Bir milleti birbirinden koparmak, uzaklaştırmak ve yok saymak ancak bu kadar başarılı olabilirdi. Korkudan insanlar birbirinin yüzüne dahi bakamaz olmuşlardır.
İttihatçı ırkçı, jakoben anlayış her yanıyla bu seçim sürecinde baskın olmuştur. Bu, hem devletin bir politikası olmuş, hem de merkezi elinde tutanların anlayışı.
İttihatçı ruhtan uzaklaşma, millet bütünlüğü açısında bir olma süreci iyice tıkanmış bulunuyor. Yeniden ırkçı jakoben öze dönülmüştür. Cumhuriyet ideolojisinin ana umdelerinden olan milliyetçilik iyice kök salmış, yerleşmiştir.
Bu yaklaşım ile kesimler daha keskin ve korkunç uçurumların oluşmasına neden olmuştur. Güçlerin bir jakobenden bir diğerine zorlanmasına neden olunmuştur.
Irkî ayrılıkların uçurumu daha da keskin hale getirilmiştir.
İktidarın tutumuyla kendisine yakın olan seçmeni de küstürmüş, itmiştir.
İslâmî değerleri savunan, birlik olmayı ve bir olmayı, millet olmayı hayatının özü sayan Millî Görüş geleneğinin tabanı da bundan fazlasıyla etkilenmiştir. Seçimlerde politik gerekçelerle öne sürülen ve ısrar edilen vurgularla onlar da bu dalgaya kapılmışlardır.
Millî Görüş geleneğinden muhafazakârlığa evrilen kitlenin giderek ırkçı bir alana doğru savrulduğu ortada. İşin tuhafı ırkçılığın en somut ve karşılığı siyasal anlayış güç kazanmıştır. Muhafazakârlığa oradan da ırkçılığa yönelenler azımsanmayacak bir kitleye dönüşmüştür.
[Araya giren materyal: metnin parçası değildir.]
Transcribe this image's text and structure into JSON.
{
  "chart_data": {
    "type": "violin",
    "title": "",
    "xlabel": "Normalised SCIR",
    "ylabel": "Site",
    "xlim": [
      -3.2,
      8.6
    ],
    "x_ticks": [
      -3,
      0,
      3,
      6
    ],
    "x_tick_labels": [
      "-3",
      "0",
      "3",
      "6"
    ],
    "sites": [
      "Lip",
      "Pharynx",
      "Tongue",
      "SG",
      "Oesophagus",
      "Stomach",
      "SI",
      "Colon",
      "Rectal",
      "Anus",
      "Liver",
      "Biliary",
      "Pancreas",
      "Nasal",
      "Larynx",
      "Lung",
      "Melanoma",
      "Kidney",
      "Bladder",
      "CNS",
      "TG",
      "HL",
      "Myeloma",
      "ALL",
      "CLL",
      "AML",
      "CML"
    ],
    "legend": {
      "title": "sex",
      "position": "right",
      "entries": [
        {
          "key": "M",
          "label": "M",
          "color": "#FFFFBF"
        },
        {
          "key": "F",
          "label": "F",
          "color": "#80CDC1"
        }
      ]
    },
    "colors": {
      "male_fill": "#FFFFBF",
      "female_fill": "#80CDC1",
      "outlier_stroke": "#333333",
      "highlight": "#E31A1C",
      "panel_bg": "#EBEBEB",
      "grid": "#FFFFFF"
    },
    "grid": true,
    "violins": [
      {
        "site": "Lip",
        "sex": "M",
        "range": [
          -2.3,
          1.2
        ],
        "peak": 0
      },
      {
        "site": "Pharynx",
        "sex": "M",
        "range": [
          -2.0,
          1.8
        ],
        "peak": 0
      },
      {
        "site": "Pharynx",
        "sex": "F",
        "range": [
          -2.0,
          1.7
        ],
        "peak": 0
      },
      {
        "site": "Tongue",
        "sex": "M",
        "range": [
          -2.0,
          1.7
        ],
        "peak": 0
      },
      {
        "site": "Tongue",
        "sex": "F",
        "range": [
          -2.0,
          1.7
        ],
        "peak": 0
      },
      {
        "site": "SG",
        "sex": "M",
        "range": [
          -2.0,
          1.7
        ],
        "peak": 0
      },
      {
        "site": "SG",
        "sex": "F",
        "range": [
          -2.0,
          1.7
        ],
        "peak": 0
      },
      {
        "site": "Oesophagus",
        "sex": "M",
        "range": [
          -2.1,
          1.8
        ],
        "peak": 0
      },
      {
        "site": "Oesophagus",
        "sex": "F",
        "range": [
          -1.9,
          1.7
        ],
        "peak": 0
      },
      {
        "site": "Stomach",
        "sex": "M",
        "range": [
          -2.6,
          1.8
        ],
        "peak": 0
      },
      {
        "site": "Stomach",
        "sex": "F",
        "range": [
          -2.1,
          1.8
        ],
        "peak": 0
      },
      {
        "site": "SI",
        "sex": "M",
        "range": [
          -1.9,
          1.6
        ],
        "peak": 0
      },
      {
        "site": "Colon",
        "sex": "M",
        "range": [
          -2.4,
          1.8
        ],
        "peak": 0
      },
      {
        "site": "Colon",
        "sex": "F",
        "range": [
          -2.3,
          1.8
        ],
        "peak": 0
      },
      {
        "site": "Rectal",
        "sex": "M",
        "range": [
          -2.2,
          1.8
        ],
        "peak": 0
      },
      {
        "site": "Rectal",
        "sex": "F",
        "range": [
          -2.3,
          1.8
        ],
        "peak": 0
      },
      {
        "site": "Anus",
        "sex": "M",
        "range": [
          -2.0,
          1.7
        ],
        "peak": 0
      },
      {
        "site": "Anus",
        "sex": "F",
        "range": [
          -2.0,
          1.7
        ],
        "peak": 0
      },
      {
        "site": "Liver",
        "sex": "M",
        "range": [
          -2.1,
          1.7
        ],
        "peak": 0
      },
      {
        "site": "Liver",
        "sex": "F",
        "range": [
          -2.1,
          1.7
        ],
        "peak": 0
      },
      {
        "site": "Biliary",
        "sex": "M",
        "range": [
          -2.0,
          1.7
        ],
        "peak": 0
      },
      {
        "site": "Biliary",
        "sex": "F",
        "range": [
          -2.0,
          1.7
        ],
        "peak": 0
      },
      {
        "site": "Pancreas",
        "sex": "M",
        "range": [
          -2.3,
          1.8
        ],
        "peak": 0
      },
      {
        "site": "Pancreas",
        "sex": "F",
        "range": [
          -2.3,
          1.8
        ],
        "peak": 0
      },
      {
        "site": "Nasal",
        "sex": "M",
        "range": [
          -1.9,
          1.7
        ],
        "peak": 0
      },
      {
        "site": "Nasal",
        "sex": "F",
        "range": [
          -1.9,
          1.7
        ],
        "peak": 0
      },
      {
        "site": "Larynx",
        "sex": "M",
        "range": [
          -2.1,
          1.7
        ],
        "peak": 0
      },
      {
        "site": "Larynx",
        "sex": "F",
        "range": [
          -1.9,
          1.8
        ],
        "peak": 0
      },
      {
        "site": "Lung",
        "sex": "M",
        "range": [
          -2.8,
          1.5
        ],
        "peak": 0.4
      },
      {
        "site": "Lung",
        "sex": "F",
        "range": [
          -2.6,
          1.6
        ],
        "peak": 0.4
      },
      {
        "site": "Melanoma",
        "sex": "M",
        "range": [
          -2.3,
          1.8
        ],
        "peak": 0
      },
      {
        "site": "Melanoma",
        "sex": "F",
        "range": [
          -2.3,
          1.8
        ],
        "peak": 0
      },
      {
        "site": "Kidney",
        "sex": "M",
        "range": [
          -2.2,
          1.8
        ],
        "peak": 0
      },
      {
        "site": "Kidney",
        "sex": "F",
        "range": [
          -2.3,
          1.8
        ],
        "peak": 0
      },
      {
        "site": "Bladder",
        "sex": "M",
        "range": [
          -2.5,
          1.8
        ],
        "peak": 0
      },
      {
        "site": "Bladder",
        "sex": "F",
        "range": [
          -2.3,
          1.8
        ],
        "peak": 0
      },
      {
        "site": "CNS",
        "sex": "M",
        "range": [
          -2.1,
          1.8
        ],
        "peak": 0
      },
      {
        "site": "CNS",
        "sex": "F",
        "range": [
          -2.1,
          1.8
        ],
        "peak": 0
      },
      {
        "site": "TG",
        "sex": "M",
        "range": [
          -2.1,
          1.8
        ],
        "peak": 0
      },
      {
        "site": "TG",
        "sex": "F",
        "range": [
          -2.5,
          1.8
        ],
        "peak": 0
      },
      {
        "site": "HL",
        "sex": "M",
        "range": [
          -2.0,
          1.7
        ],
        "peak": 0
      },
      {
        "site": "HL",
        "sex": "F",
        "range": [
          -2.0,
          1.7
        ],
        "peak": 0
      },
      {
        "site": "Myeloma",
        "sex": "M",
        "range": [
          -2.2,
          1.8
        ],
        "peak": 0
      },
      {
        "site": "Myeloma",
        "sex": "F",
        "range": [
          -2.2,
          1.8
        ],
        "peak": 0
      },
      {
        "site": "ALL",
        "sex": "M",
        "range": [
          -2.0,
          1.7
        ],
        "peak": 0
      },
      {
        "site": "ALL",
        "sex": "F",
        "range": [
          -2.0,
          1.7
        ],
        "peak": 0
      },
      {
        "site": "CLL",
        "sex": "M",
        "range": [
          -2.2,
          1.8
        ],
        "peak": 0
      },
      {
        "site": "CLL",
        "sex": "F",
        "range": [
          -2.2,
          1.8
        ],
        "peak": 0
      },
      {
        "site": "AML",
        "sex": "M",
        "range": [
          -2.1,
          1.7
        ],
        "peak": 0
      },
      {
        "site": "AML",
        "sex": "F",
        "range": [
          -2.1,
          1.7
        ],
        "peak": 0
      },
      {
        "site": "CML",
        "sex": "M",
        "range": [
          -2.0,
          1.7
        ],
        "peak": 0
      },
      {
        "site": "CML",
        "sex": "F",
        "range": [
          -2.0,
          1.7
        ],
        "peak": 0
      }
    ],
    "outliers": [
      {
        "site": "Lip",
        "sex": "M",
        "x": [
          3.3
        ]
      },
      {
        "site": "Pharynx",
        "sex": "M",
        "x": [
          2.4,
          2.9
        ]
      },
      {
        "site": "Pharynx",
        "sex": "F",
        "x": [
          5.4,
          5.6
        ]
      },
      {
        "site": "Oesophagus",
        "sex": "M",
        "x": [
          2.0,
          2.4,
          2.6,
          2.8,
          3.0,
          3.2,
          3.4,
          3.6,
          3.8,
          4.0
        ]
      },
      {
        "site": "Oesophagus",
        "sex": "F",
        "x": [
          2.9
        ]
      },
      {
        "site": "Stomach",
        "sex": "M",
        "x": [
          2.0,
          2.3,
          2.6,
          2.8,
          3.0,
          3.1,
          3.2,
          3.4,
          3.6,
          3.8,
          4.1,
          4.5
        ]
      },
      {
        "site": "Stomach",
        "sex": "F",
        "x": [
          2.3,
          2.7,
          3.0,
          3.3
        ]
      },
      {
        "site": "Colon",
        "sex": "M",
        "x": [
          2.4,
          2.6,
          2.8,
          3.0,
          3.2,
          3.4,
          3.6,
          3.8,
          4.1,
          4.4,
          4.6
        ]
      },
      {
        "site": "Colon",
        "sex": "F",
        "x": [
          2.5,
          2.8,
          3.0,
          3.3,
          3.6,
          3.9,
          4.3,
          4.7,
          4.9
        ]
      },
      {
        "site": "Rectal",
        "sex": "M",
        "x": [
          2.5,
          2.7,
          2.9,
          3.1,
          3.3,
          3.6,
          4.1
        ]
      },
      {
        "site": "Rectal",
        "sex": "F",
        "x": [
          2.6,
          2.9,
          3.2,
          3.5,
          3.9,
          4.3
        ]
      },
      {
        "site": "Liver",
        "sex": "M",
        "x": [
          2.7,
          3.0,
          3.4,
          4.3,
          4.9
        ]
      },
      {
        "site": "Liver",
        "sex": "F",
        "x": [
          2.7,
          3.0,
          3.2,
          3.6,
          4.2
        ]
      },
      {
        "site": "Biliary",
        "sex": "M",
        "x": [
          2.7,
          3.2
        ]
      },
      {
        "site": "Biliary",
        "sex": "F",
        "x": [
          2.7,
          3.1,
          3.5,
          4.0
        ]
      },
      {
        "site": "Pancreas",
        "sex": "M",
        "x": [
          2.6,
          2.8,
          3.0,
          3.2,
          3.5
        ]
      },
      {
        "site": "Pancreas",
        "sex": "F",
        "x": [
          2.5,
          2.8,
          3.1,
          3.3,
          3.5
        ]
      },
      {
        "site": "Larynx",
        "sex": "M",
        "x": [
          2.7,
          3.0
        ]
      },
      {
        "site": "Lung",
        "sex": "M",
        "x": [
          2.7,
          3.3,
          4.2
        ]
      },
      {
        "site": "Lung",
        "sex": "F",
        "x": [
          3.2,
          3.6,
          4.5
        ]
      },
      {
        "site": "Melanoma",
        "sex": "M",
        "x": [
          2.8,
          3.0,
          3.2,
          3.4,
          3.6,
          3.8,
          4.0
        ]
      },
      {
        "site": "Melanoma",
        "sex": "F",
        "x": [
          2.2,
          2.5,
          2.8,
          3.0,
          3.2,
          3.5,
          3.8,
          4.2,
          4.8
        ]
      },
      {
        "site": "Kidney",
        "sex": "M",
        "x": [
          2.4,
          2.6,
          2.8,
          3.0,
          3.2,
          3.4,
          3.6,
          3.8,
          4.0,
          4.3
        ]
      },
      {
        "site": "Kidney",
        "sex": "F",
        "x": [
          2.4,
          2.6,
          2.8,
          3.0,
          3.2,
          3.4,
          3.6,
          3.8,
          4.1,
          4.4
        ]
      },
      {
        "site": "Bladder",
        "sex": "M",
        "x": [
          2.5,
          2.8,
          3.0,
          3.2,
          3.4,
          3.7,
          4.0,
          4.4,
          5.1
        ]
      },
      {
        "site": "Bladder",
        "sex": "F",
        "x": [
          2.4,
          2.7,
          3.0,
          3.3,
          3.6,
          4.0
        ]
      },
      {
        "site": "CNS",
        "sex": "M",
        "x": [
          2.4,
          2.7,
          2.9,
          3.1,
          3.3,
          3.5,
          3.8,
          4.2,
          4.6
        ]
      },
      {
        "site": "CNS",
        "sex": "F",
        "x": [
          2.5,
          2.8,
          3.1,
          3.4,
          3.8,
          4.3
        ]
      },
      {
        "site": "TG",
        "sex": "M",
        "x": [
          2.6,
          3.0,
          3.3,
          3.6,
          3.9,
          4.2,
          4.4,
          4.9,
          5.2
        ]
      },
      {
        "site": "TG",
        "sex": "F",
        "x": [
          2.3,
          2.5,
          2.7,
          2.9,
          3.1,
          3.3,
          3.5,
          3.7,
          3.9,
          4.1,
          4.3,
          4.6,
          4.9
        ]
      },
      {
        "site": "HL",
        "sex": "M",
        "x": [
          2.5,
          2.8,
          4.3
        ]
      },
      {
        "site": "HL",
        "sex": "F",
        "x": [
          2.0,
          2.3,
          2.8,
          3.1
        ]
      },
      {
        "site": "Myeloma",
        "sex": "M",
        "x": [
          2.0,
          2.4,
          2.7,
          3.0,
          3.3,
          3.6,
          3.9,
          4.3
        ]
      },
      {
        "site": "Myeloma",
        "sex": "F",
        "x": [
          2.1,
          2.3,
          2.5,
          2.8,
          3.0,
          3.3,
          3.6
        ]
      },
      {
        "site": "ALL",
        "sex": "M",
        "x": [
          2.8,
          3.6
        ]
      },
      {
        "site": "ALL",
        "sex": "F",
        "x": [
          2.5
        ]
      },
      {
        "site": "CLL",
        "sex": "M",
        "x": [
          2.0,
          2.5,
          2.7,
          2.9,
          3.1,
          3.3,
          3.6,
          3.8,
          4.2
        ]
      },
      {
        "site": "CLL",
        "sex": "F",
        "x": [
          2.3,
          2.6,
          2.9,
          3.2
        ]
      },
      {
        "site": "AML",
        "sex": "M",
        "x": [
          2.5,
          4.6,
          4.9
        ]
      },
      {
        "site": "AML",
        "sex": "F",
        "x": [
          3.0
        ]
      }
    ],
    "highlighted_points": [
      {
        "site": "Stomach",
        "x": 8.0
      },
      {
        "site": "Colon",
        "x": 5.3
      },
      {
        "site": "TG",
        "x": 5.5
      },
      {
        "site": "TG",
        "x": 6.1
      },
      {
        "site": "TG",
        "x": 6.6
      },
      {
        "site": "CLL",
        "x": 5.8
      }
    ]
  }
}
Bu yaklaşım İslâmî öz ve ruhu taşıyanları ne tuhaftır ki, istemeden bir başka bloğa itmiştir. Korunma refleksi ile bir yere kendini zorunlu olarak dayamıştır. İstanbul seçimlerinin sonucu budur. Bir zamanlar tek başına İstanbul seçimlerini açık ara kazanan uzun yıllar sürdüren iktidar partisinin yanına ırkçı bir partiyi alması kendisini kurtarmamış ve yetmemiştir.